Unique Characteristics & Project Challenges

Jason Bruges Studio did thorough R&D work prior to their relationship with Eventscape. The specificity of the custom triangular LCD screens drove the design of each individual pyramid frame, the panels and overall structure.

During the prototyping phase, the Eventscape team produced 12 different prototypes for the pyramid frames. Materials included aluminum, steel and corian using different technologies such as casting, milling and thermoforming, with the best material solution being 20 gauge steel. 990 pyramids were laser-cut to spec, brake-formed and welded with a robotic arm. 3D printed retention clips were designed and produced to hold the polycarbonate and house LCDs.

Eventscape managed the coordination between the three timezones in London, San Antonio and Toronto, using live video conferencing. This allowed Eventscape to show the designer and client the staged mockup in real time, discussing the details, interactivity and scale of the project.

In order to reflect its name, “Liquid Crystal”, the structure’s clarity was extremely important. Sourcing the polycarbonate material for the panels proved to be challenging, as the required 1 inch thickness seemed to vary in clarity with local suppliers, driving us to source the material in Europe. Hardware and weld connections were also under high scrutiny due to full visibility of the structure’s internal and external parts. The tolerance during fabrication was extremely tight, only allowing for 2mm.

To prevent moisture from reaching the delicate circuitry inside the pyramids, Eventscape tested various options. Custom cut neoprene gaskets and silicone strips proved to be most effective for waterproofing.

The structure shipped in two halves, wired and was pre-mounted. The 66 individual polycarbonate panels  with 15 pyramids attached to each, were packaged in custom crates, each securely housed in custom slots. On site, Eventscape’s install team had to be extremely precise as the crane used to install the steel structure only cleared the ceiling by 6 inches.

With a challenging accelerated timeline of only five months from initial handover, through design and development, to fabrication, shipping and installation, time was extremely tight for each phase of this project. However the artist was extremely pleased stating:

“Jason Bruges Studio are delighted with the realisation of Liquid Crystal, which is in no small part a result of the hard work and dedication of the Eventscape Team. The artwork posed unique challenges in materiality, structure and technology, and required a fabricator that was not afraid to try new techniques and come to us with innovative solutions to design challenges. The working relationship was a close and collaborative one, and it was extremely reassuring to us that Eventscape had the same expectations as we did when it came to the details and quality of finish.
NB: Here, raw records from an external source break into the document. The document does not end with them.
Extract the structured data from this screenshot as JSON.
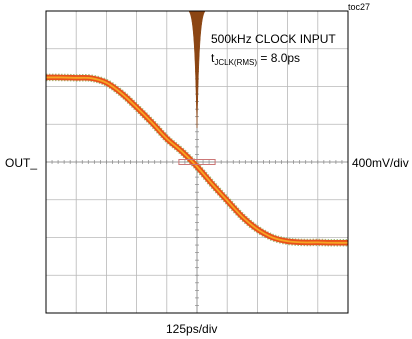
{
  "figure_id": "toc27",
  "channel_label": "OUT_",
  "vertical_scale": "400mV/div",
  "horizontal_scale": "125ps/div",
  "annotation": {
    "line1": "500kHz CLOCK INPUT",
    "param_base": "t",
    "param_sub": "JCLK(RMS)",
    "param_value": " = 8.0ps"
  },
  "chart_data": {
    "type": "line",
    "title": "",
    "xlabel": "125ps/div",
    "ylabel": "400mV/div",
    "x_unit": "div",
    "y_unit": "div",
    "xlim": [
      -5,
      5
    ],
    "ylim": [
      -4,
      4
    ],
    "grid": true,
    "grid_divisions": {
      "x": 10,
      "y": 8
    },
    "series": [
      {
        "color": "#e8501a",
        "trace_type": "persistence",
        "x": [
          -5,
          -4.5,
          -4,
          -3.5,
          -3.0,
          -2.5,
          -2.0,
          -1.5,
          -1.0,
          -0.5,
          0.0,
          0.5,
          1.0,
          1.5,
          2.0,
          2.5,
          3.0,
          3.5,
          4.0,
          4.5,
          5
        ],
        "y": [
          2.24,
          2.24,
          2.23,
          2.22,
          2.1,
          1.82,
          1.45,
          1.05,
          0.62,
          0.28,
          -0.12,
          -0.58,
          -1.02,
          -1.45,
          -1.78,
          -2.0,
          -2.1,
          -2.13,
          -2.13,
          -2.14,
          -2.14
        ]
      }
    ],
    "jitter_histogram": {
      "color": "#8b4513",
      "center_x": 0.0,
      "width_div": 0.28,
      "peak_height_div": 3.1
    },
    "marker_box": {
      "color": "#cc7777",
      "x_range": [
        -0.6,
        0.6
      ],
      "y": 0.0
    }
  }
}
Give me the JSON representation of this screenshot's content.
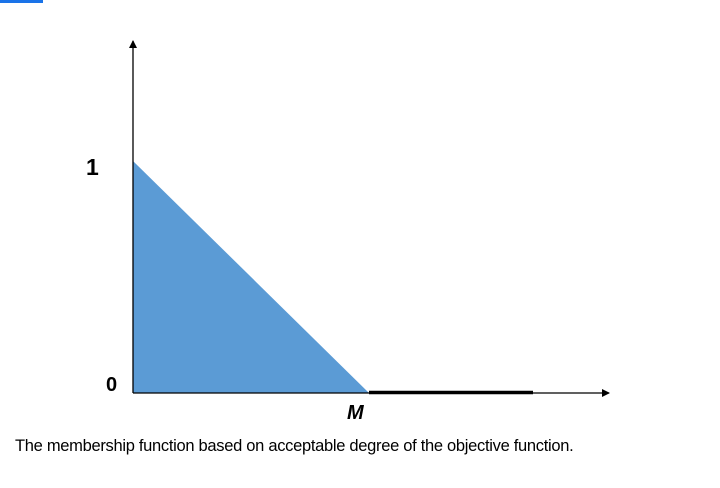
{
  "colors": {
    "fill": "#5b9bd5",
    "accent_bar": "#1a73e8",
    "axis": "#000000"
  },
  "diagram": {
    "y_label_top": "1",
    "y_label_bottom": "0",
    "x_label": "M",
    "caption": "The membership function based on acceptable degree of the objective function."
  }
}
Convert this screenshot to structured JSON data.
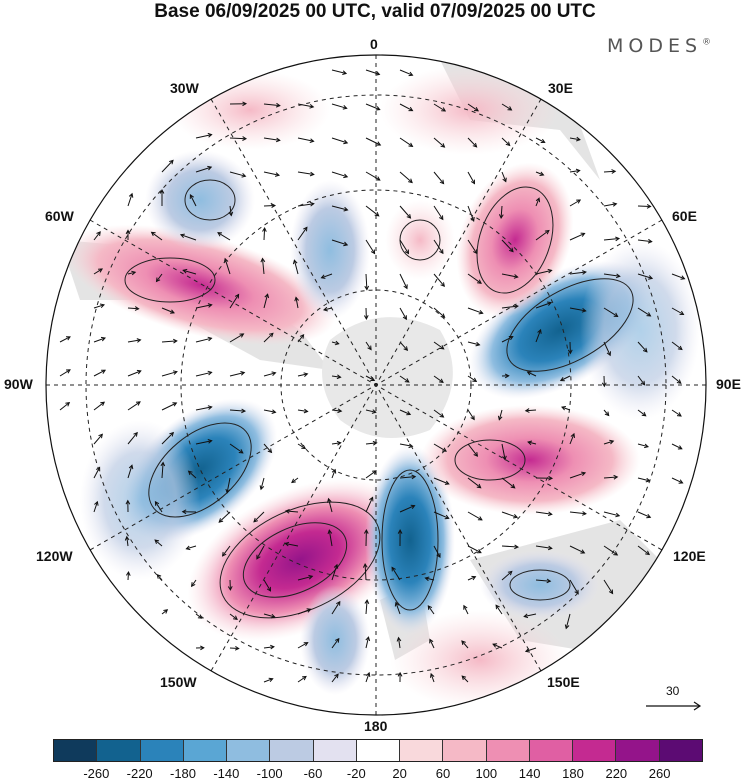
{
  "title": "Base 06/09/2025 00 UTC, valid 07/09/2025 00 UTC",
  "brand": "MODES",
  "brand_mark": "®",
  "longitude_labels": {
    "top": "0",
    "bottom": "180",
    "left": "90W",
    "right": "90E",
    "n30w": "30W",
    "n30e": "30E",
    "n60w": "60W",
    "n60e": "60E",
    "s120w": "120W",
    "s120e": "120E",
    "s150w": "150W",
    "s150e": "150E"
  },
  "reference_vector": {
    "label": "30"
  },
  "colorbar": {
    "ticks": [
      "-260",
      "-220",
      "-180",
      "-140",
      "-100",
      "-60",
      "-20",
      "20",
      "60",
      "100",
      "140",
      "180",
      "220",
      "260"
    ],
    "colors": [
      "#0f3a5c",
      "#12628f",
      "#2b83ba",
      "#5aa6d4",
      "#8fbde0",
      "#bccbe3",
      "#e3e1f0",
      "#ffffff",
      "#f9d9dc",
      "#f5b9c6",
      "#ee8fb3",
      "#e05fa3",
      "#c42a91",
      "#94148a",
      "#5c0b73"
    ]
  },
  "anomaly_centers": [
    {
      "name": "blue",
      "value": -180
    },
    {
      "name": "magenta",
      "value": 240
    }
  ]
}
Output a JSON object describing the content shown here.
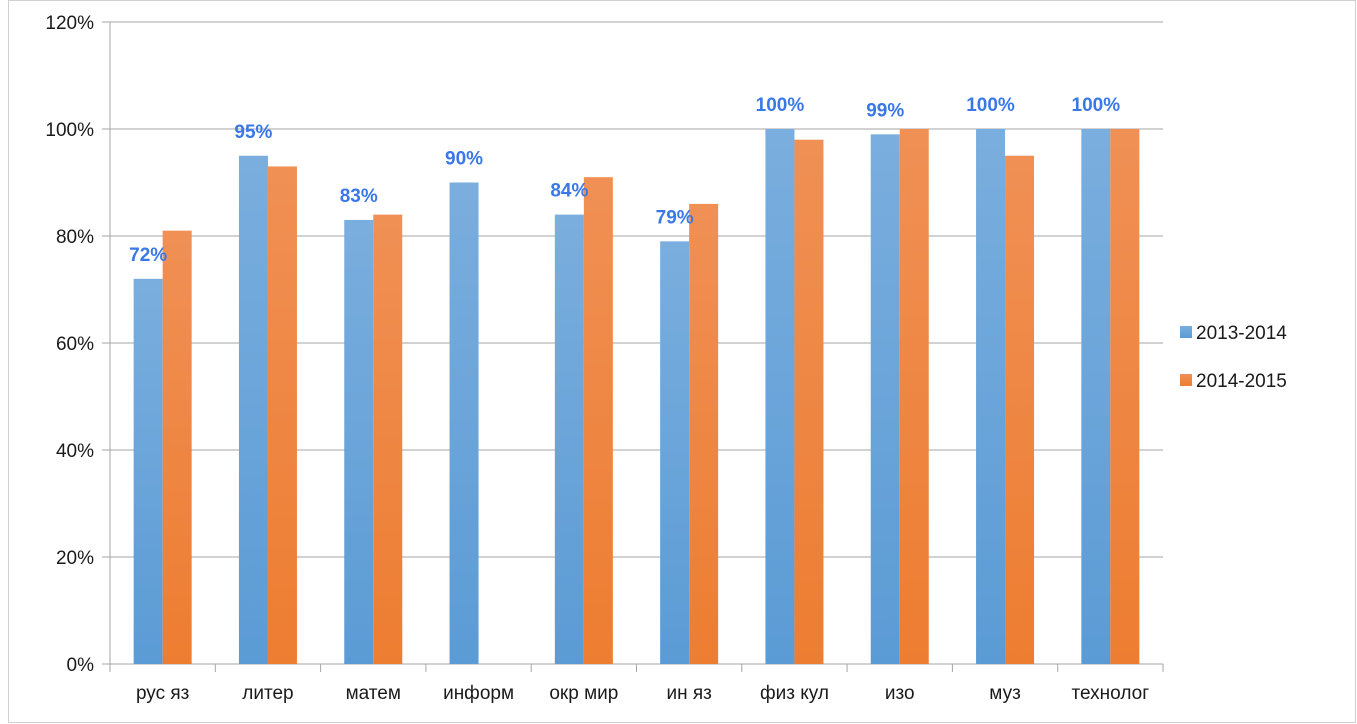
{
  "chart_data": {
    "type": "bar",
    "title": "",
    "xlabel": "",
    "ylabel": "",
    "ylim": [
      0,
      120
    ],
    "y_tick_step": 20,
    "y_tick_format": "percent",
    "grid": true,
    "legend_position": "right",
    "categories": [
      "рус яз",
      "литер",
      "матем",
      "информ",
      "окр мир",
      "ин яз",
      "физ кул",
      "изо",
      "муз",
      "технолог"
    ],
    "series": [
      {
        "name": "2013-2014",
        "color": "#5B9BD5",
        "color_light": "#7AAEDE",
        "values": [
          72,
          95,
          83,
          90,
          84,
          79,
          100,
          99,
          100,
          100
        ]
      },
      {
        "name": "2014-2015",
        "color": "#ED7D31",
        "color_light": "#F09055",
        "values": [
          81,
          93,
          84,
          null,
          91,
          86,
          98,
          100,
          95,
          100
        ]
      }
    ],
    "data_labels": {
      "series_index": 0,
      "color": "#3A78E8",
      "texts": [
        "72%",
        "95%",
        "83%",
        "90%",
        "84%",
        "79%",
        "100%",
        "99%",
        "100%",
        "100%"
      ]
    }
  }
}
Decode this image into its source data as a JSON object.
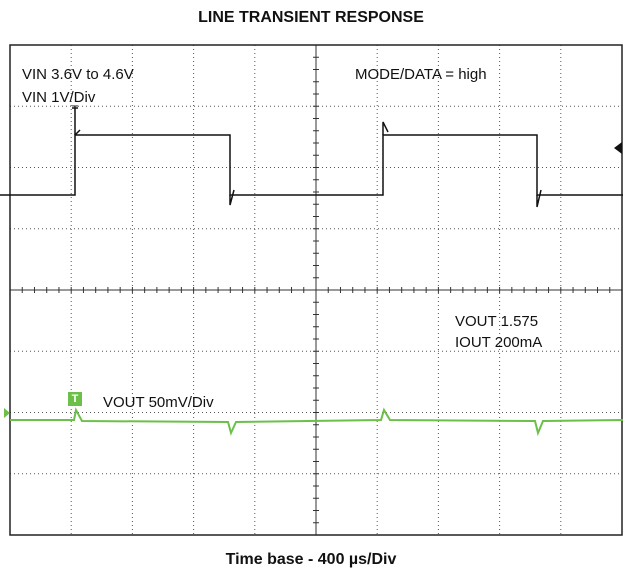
{
  "title": "LINE TRANSIENT RESPONSE",
  "annotations": [
    "VIN 3.6V to 4.6V",
    "VIN 1V/Div",
    "MODE/DATA = high",
    "VOUT 1.575",
    "IOUT 200mA",
    "VOUT 50mV/Div"
  ],
  "markers": [
    "T",
    "T"
  ],
  "x_axis_label": "Time base - 400 µs/Div"
}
The management of the project development, build and installation was extremely professional, and despite some hiccups such as the late arrival of some of the technical components, the team went the extra mile to bring the artwork in on time and on budget.

The quality of the completed piece is a testament to the team at Eventscape, and a reflection of the confidence which we hold for their professional approach. We would be delighted to work with them again and look forward to finding the next opportunity to do so.”